More objectively, she chose USF’s MSEM not only because the program’s weekend classes allowed her to keep her full-time work schedule, but because San Francisco itself is one of the cities at the forefront of innovation for many environmental planning strategies.

"Whether it be sea level rise mitigation or urban planning and development, San Francisco will need to anticipate many more people and many more environmental issues in coming decades," she said.

According to Juvera, this makes San Francisco a pivotal city in which to study land use and environmental protection, and put sustainable development tactics into play.

Professional Opportunities

While attending USF, Juvera worked full time at the Exploratorium as a Membership and Development Assistant, and part-time with the Golden Gate National Parks Conservancy as a Project Information Coordinator.

Moreover, she seized an opportunity to intern with SPUR (an urban policy think-tank fostering sustainable development in San Francisco, Oakland, and San Jose) working to progress the Ocean Beach Master Plan (a comprehensive vision to address sea level rise, protect infrastructure, restore coastal ecosystems and improve public access along the western front of San Francisco).

This experience influenced the topic on which she focused her thesis, “Ecodistricts in San Francisco: The Implementation of Neighborhood Regional Planning and Its Potential Effects on Environmental Resilience.”


Ecodistricts (neighborhood-scale, community-driven areas of sustainable development) have emerged internationally (Malmö, Sweden; Vauban and Frieberg, Germany; Dockside Green, Victoria, British Columbia) and within the U.S. (AUC Vine City in Atlanta, Seaholm District in Austin, Little Tokyo in L.A.) to create models of adaptive environmental design and advanced urban infrastructure.

In San Francisco, the Central SoMa (South of Market) district is expected to be the first ecodistrict planned and implemented in the city.

“Today, the Central SoMa area has very low biodiversity levels, inefficient infrastructure, and poor water management capabilities,” Juvera said. “Through the implementation of an ecodistrict here, the city can integrate physical and behavioral sustainability measures from existing ecodistricts (such as permeable surfaces, green roofs, stormwater management, environmental education, and complete streets) that will improve upon social, environmental, and economic conditions.”

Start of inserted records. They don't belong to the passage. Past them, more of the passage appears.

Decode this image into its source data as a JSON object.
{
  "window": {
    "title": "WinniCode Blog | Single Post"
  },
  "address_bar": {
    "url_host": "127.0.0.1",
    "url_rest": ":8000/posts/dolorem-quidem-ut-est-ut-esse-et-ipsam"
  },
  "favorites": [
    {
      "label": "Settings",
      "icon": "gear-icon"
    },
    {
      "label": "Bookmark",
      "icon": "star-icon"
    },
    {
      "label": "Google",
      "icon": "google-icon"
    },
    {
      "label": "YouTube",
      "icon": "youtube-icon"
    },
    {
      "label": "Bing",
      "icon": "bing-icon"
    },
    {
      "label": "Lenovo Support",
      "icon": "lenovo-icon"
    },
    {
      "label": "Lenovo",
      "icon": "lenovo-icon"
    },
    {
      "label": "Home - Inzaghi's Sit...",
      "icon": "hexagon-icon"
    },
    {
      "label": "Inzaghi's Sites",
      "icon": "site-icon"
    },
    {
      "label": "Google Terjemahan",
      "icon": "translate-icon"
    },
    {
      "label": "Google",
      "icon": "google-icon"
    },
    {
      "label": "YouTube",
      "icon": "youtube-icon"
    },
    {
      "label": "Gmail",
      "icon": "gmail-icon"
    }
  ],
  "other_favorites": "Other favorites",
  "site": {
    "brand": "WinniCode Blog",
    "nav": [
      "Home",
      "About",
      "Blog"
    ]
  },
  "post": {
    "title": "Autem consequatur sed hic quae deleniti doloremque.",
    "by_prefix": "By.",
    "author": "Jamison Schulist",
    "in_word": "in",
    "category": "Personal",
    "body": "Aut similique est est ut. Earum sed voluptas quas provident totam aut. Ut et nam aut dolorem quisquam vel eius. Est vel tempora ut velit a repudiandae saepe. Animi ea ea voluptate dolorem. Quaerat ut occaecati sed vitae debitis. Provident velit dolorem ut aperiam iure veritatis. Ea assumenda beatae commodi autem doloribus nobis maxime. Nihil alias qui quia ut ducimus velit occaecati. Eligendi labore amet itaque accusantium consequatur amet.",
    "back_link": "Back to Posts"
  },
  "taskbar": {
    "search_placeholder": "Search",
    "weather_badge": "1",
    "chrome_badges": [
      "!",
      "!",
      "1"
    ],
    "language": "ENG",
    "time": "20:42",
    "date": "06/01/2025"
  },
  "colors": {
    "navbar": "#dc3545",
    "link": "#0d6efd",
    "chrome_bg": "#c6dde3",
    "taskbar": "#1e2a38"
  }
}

Reviewing case studies of existing ecodistricts, Juvera’s thesis assessed the applicability of ecodistricts to existing city planning in San Francisco, and proposed management recommendations on how to effectively integrate ecodistricts in the city through policy reform and suggestions for where to place them.

MSEM: A Full Industry Scope

Before deciding to pursue graduate study, Juvera considered the prospect of entering the industry as a lab researcher, but quickly decided that she would rather spend more time outdoors.

And MSEM accommodated that.

“I think the basis of the program is to encourage students to feel confident entering the field in their own way, whether through lab research or public policy or something else altogether,” Juvera said. “MSEM has the resources and personnel needed to give a full scope of the industry to its students, and offers a great view of the professional world by staffing leaders in the field as professors of the program.”

As such, Juvera was able to enter the job market very quickly after graduation with the Bay Area Environmental Research Institute. Through them, she was hired on to the NASA Ames Research Center’s Earth Science Project Office where she currently serves as a Project Coordinator, as well as Event Facilitator and Science Technical Writer. Wearing these hats, she performs several tasks that range from coordinating field projects for airborne environmental research missions to planning science meetings with top scientists from around the world.